I have cluster having following configuration
Number of nodes - 6 , Machine - M3.2xlarge, Number of cores per Nodes - 8, Memory per nodes -30 GB,
I am running spark application on it which is reading data from HDFS and sending to SNS/SQS.
I am using following command to run this job
spark-submit --class com.message.processor.HDFSMessageReader --master
yarn-client --num-executors 17 --executor-cores 30 --executor-memory 6G
/home/hadoop/panther-0.0.1-SNAPSHOT-jar-with-dependencies.jar
/user/data/jsonData/* arn:aws:sns:us-east-1:618673372431:pantherSNS https://sns.us-east-1.amazonaws.com true
Here I am keeping number of executors to max and varying number of executors cores , following are the result that I have got --
Here I have refereed blog given by Cloudera to calculate number of Executors and Executors memory .
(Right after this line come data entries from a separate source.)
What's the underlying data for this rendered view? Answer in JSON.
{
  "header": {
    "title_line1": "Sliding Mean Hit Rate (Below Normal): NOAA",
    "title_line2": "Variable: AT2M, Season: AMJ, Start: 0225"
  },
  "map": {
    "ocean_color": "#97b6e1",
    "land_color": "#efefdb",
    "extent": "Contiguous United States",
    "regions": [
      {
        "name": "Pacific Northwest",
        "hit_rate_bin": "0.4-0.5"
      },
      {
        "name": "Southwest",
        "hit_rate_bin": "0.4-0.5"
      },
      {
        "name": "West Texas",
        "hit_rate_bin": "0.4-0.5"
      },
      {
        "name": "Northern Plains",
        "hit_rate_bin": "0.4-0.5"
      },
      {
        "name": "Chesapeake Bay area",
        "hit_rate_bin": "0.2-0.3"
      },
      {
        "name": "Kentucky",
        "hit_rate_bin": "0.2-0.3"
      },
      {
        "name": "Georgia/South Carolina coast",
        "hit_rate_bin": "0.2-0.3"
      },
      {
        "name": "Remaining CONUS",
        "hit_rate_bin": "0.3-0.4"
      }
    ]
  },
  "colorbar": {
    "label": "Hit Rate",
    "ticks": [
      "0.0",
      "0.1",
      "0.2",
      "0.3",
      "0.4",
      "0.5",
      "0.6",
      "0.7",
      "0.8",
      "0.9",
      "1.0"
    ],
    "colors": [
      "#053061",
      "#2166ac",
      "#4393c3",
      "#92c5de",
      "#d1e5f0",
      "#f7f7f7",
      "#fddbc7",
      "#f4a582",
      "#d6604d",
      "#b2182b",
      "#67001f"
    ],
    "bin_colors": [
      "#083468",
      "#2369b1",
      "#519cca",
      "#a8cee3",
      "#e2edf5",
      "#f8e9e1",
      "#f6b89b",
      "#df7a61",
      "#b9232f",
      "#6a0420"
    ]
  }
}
Scenario 1 -- --number of Executors = 17, --number of Executors cores = 3
Result -- Total message send to SQS via SNS = 1.2 Million
Scenario 2-- --number of Executors = 17, --number of Executors cores = 10
Result -- Total message send to SQS via SNS = 4.4 Million
Scenario 3-- --number of Executors = 17, --number of Executors cores = 20
Result -- Total message send to SQS via SNS = 8.5 Million
Scenario 4-- --number of Executors = 17, --number of Executors cores = 30
Result -- Total message send to SQS via SNS = 12.7 Million
How to explain this result?
Could you please let me know how application performance getting increased by increasing the number of executors core ?